The NHC warned of "life-threatening storm surge flooding" along areas of the northern Gulf Coast in Louisiana and Florida, and that residents "should heed any evacuation instructions", reports Efe news.
Authorities have also alerted residents from Louisiana to Alabama to urgently complete "preparations to protect life and property".
The storm is forecast to bring rainfall of 3 to 6 inches, with isolated totals of 10 inches in areas from the central Gulf Coast into the southern Appalachians in Virginia.
Nate has steadily gained in strength as it moves through the western Caribbean and Central America, triggering flash floods and landslides in areas of Nicaragua, Honduras, Costa Rica, Panama and Belize. At least 26 people have died, and several were reported missing.
Some 500,000 people in Costa Rica were without access to safe drinking water. Nearly 18,500 households were left without electricity.
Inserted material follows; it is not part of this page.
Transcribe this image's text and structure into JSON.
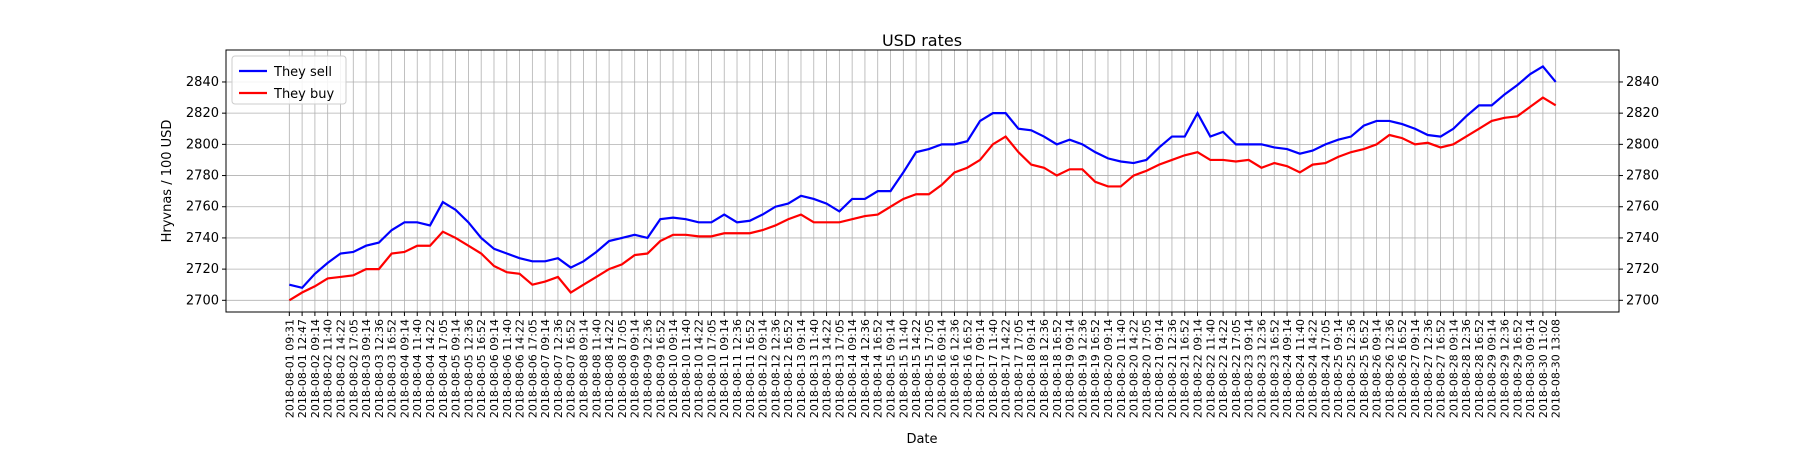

"Due to the size of the event there are a great number of places that are isolated. There is total destruction of bridges, collapses, landslides that have destroyed significant parts of roads or blocked them," President Luis Guillermo Solis told reporters.
"We have people trapped in vehicles, who are in good health, but we have not been able to evacuate them because of the conditions."
The Red Cross has been working to rescue as many as 60 people who remain stuck in buses and cars on a mountainous stretch of the Inter-American Highway.